The word “greenhorn,” which appears frequently in “Yekl,” evoked another animated conversation. When a black student asked me what “green” and “greenhorn” meant, her classmates from immigrant families supplemented my answer by referring to FOBs, FOPS, ABCs and ABCDs. FOBs and FOPs are today’s greenhorns, people who are Fresh Off the Boat and Fresh Off the Plane. ABCs and ABCDs refer not to naive newcomers but to their highly assimilated children. An ABC is an American Born Chinese, whose language and way of life is fast-paced American and who is often considered nerdy or geeky.
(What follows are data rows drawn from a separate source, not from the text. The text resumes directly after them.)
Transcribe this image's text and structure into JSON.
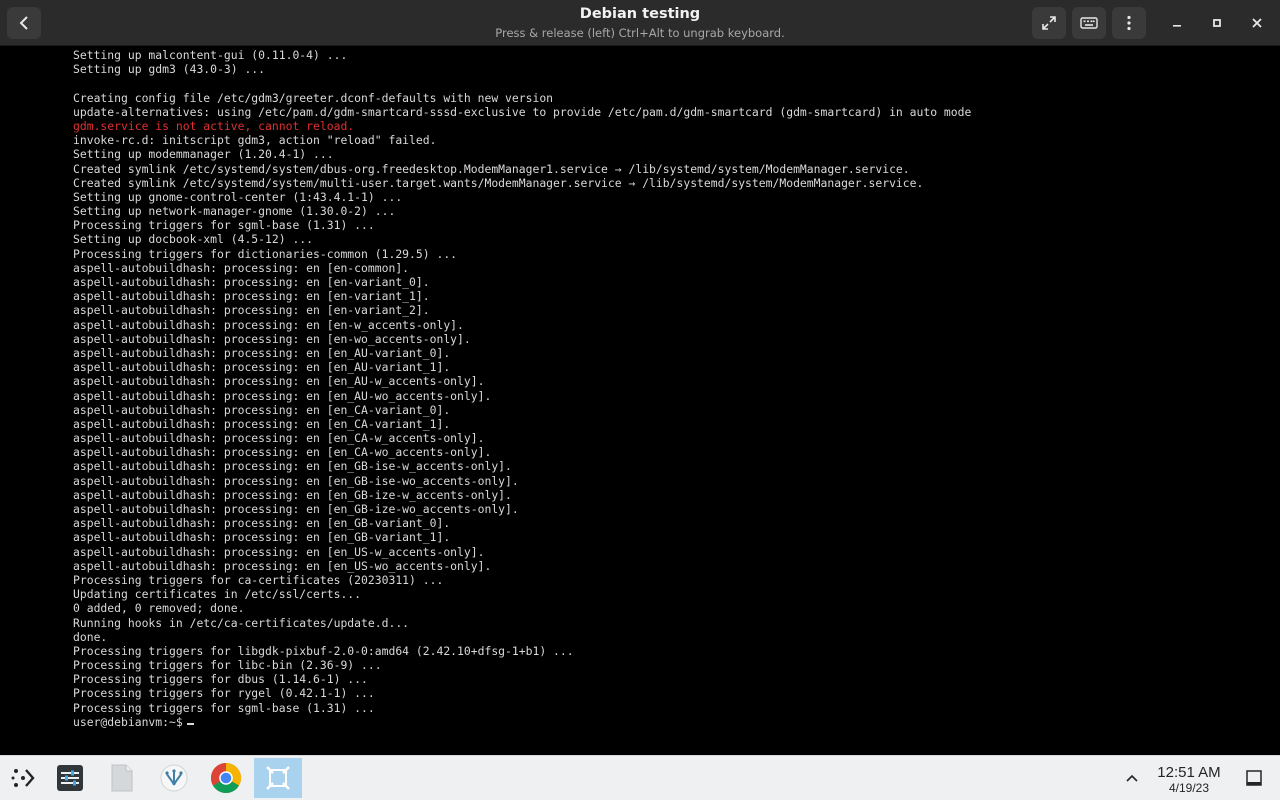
{
  "window": {
    "title": "Debian testing",
    "subtitle": "Press & release (left) Ctrl+Alt to ungrab keyboard."
  },
  "terminal": {
    "lines": [
      {
        "text": "Setting up malcontent-gui (0.11.0-4) ...",
        "error": false
      },
      {
        "text": "Setting up gdm3 (43.0-3) ...",
        "error": false
      },
      {
        "text": "",
        "error": false
      },
      {
        "text": "Creating config file /etc/gdm3/greeter.dconf-defaults with new version",
        "error": false
      },
      {
        "text": "update-alternatives: using /etc/pam.d/gdm-smartcard-sssd-exclusive to provide /etc/pam.d/gdm-smartcard (gdm-smartcard) in auto mode",
        "error": false
      },
      {
        "text": "gdm.service is not active, cannot reload.",
        "error": true
      },
      {
        "text": "invoke-rc.d: initscript gdm3, action \"reload\" failed.",
        "error": false
      },
      {
        "text": "Setting up modemmanager (1.20.4-1) ...",
        "error": false
      },
      {
        "text": "Created symlink /etc/systemd/system/dbus-org.freedesktop.ModemManager1.service → /lib/systemd/system/ModemManager.service.",
        "error": false
      },
      {
        "text": "Created symlink /etc/systemd/system/multi-user.target.wants/ModemManager.service → /lib/systemd/system/ModemManager.service.",
        "error": false
      },
      {
        "text": "Setting up gnome-control-center (1:43.4.1-1) ...",
        "error": false
      },
      {
        "text": "Setting up network-manager-gnome (1.30.0-2) ...",
        "error": false
      },
      {
        "text": "Processing triggers for sgml-base (1.31) ...",
        "error": false
      },
      {
        "text": "Setting up docbook-xml (4.5-12) ...",
        "error": false
      },
      {
        "text": "Processing triggers for dictionaries-common (1.29.5) ...",
        "error": false
      },
      {
        "text": "aspell-autobuildhash: processing: en [en-common].",
        "error": false
      },
      {
        "text": "aspell-autobuildhash: processing: en [en-variant_0].",
        "error": false
      },
      {
        "text": "aspell-autobuildhash: processing: en [en-variant_1].",
        "error": false
      },
      {
        "text": "aspell-autobuildhash: processing: en [en-variant_2].",
        "error": false
      },
      {
        "text": "aspell-autobuildhash: processing: en [en-w_accents-only].",
        "error": false
      },
      {
        "text": "aspell-autobuildhash: processing: en [en-wo_accents-only].",
        "error": false
      },
      {
        "text": "aspell-autobuildhash: processing: en [en_AU-variant_0].",
        "error": false
      },
      {
        "text": "aspell-autobuildhash: processing: en [en_AU-variant_1].",
        "error": false
      },
      {
        "text": "aspell-autobuildhash: processing: en [en_AU-w_accents-only].",
        "error": false
      },
      {
        "text": "aspell-autobuildhash: processing: en [en_AU-wo_accents-only].",
        "error": false
      },
      {
        "text": "aspell-autobuildhash: processing: en [en_CA-variant_0].",
        "error": false
      },
      {
        "text": "aspell-autobuildhash: processing: en [en_CA-variant_1].",
        "error": false
      },
      {
        "text": "aspell-autobuildhash: processing: en [en_CA-w_accents-only].",
        "error": false
      },
      {
        "text": "aspell-autobuildhash: processing: en [en_CA-wo_accents-only].",
        "error": false
      },
      {
        "text": "aspell-autobuildhash: processing: en [en_GB-ise-w_accents-only].",
        "error": false
      },
      {
        "text": "aspell-autobuildhash: processing: en [en_GB-ise-wo_accents-only].",
        "error": false
      },
      {
        "text": "aspell-autobuildhash: processing: en [en_GB-ize-w_accents-only].",
        "error": false
      },
      {
        "text": "aspell-autobuildhash: processing: en [en_GB-ize-wo_accents-only].",
        "error": false
      },
      {
        "text": "aspell-autobuildhash: processing: en [en_GB-variant_0].",
        "error": false
      },
      {
        "text": "aspell-autobuildhash: processing: en [en_GB-variant_1].",
        "error": false
      },
      {
        "text": "aspell-autobuildhash: processing: en [en_US-w_accents-only].",
        "error": false
      },
      {
        "text": "aspell-autobuildhash: processing: en [en_US-wo_accents-only].",
        "error": false
      },
      {
        "text": "Processing triggers for ca-certificates (20230311) ...",
        "error": false
      },
      {
        "text": "Updating certificates in /etc/ssl/certs...",
        "error": false
      },
      {
        "text": "0 added, 0 removed; done.",
        "error": false
      },
      {
        "text": "Running hooks in /etc/ca-certificates/update.d...",
        "error": false
      },
      {
        "text": "done.",
        "error": false
      },
      {
        "text": "Processing triggers for libgdk-pixbuf-2.0-0:amd64 (2.42.10+dfsg-1+b1) ...",
        "error": false
      },
      {
        "text": "Processing triggers for libc-bin (2.36-9) ...",
        "error": false
      },
      {
        "text": "Processing triggers for dbus (1.14.6-1) ...",
        "error": false
      },
      {
        "text": "Processing triggers for rygel (0.42.1-1) ...",
        "error": false
      },
      {
        "text": "Processing triggers for sgml-base (1.31) ...",
        "error": false
      }
    ],
    "prompt": "user@debianvm:~$"
  },
  "taskbar": {
    "clock_time": "12:51 AM",
    "clock_date": "4/19/23",
    "apps": [
      {
        "name": "app-launcher-icon",
        "active": false
      },
      {
        "name": "system-settings-icon",
        "active": false
      },
      {
        "name": "files-icon",
        "active": false
      },
      {
        "name": "discover-icon",
        "active": false
      },
      {
        "name": "chrome-icon",
        "active": false
      },
      {
        "name": "vm-display-icon",
        "active": true
      }
    ]
  },
  "colors": {
    "terminal_bg": "#000000",
    "terminal_fg": "#d9d9d9",
    "error_fg": "#e03030",
    "header_bg": "#2b2b2b",
    "taskbar_bg": "#eef0f1",
    "active_task": "#a9d2ef"
  }
}
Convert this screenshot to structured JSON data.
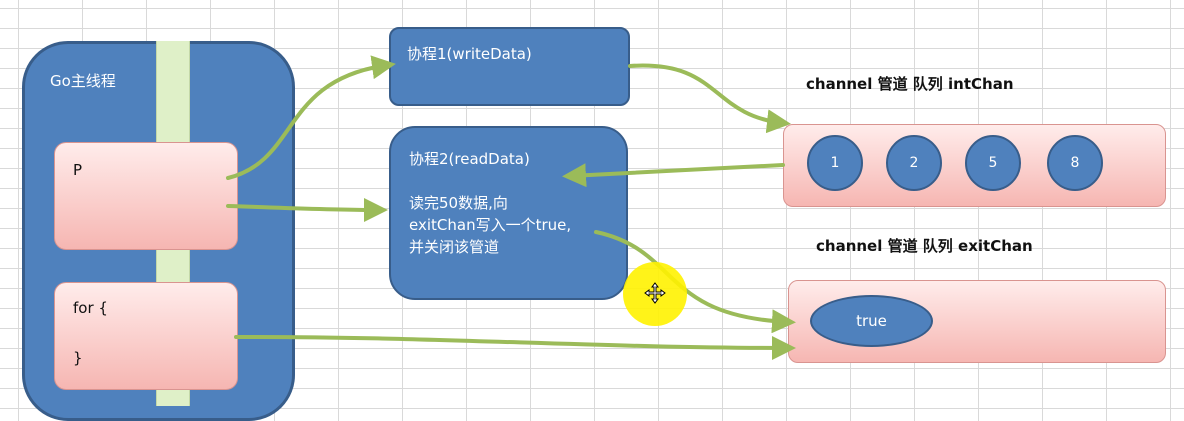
{
  "main": {
    "title": "Go主线程"
  },
  "p_box": {
    "label": "P"
  },
  "for_box": {
    "line1": "for {",
    "line2": "}"
  },
  "write_goroutine": {
    "title": "协程1(writeData)"
  },
  "read_goroutine": {
    "title": "协程2(readData)",
    "desc_lines": [
      "读完50数据,向",
      "exitChan写入一个true,",
      "并关闭该管道"
    ]
  },
  "int_chan": {
    "label": "channel 管道 队列 intChan",
    "items": [
      "1",
      "2",
      "5",
      "8"
    ]
  },
  "exit_chan": {
    "label": "channel 管道 队列 exitChan",
    "items": [
      "true"
    ]
  },
  "colors": {
    "arrow": "#9bbb59",
    "box_blue": "#4f81bd",
    "queue_pink": "#f6b6b2"
  },
  "icons": {
    "cursor": "move-cursor-icon"
  }
}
An ABCD, explained a student who emigrated from Pakistan, is an American Born Confused Desi. “Desi” denotes someone from India or Pakistan, and an ABCD, like an ABC, is so heartily Americanized as to provoke chagrin if not animosity within the ethnic cohort. A 1999 movie titled “ABCD” depicted, in the words of an online reviewer (himself a second-generation Indian in Vancouver), “many second-generation Indians who are American born and think they are too good for their own type. They become assimilated into the American sub-culture at such a young age that they have no sense of identity.” Shades of Yekl.
Jake’s identity crisis, stemming as it does from the stark contrast between American freedom and Jewish tradition, affected some of my students in ways that are personal. A young Arab American impressed by the individualist ethic of Ralph Waldo Emerson (we read “Self-Reliance” earlier in the semester) said he understood the forces of freedom that led Yekl to throw over the Old World customs he had come to feel were a burden. And two young Muslim women, one Pakistani and the other an American with a Pakistani father and a black mother, said they understood the rationale behind Gitl’s wig and headscarf — an Orthodox Jewish custom that American students sometimes find difficult to fathom — and Gitl’s agony on deciding to wear her own hair in a desperate final plea for Jake’s affection. (Gitl’s hair, a central symbol in “Yekl,” left a lasting mark on all the students in the class: The following week, they read Zora Neale Hurston’s “Their Eyes Were Watching God,” in which the heroine, a Southern black woman, removes the headscarf that her husband demanded as a sign of obedience. They responded, seemingly in unison, “Just like Gitl!”)
It is a winning bet for a writer to create a character whom you love to love or love to hate, and in Jake Podkovnik, Abraham Cahan invented a new kind of American villain: the radical assimilationist — the likes of whom had never before appeared in an American novel of critical standing. William Dean Howells, the “father” of American realism, saw in this brash debut novella not only the accomplishment of a Yiddish-speaking Lithuanian immigrant executing a strong story in English, but also a larger statement about the peculiar demands of modern urban life. Cahan, declared Howells, was the first American writer to depict the social and psychological world of the immigrant with skill and insight. Although his prose is not good enough to place him in the top tier of novelists, Cahan created in “Yekl” an antihero of real existential force, a lost soul who speaks to Americans still and will do so as long as the travail of immigration shapes our national dreams and nightmares.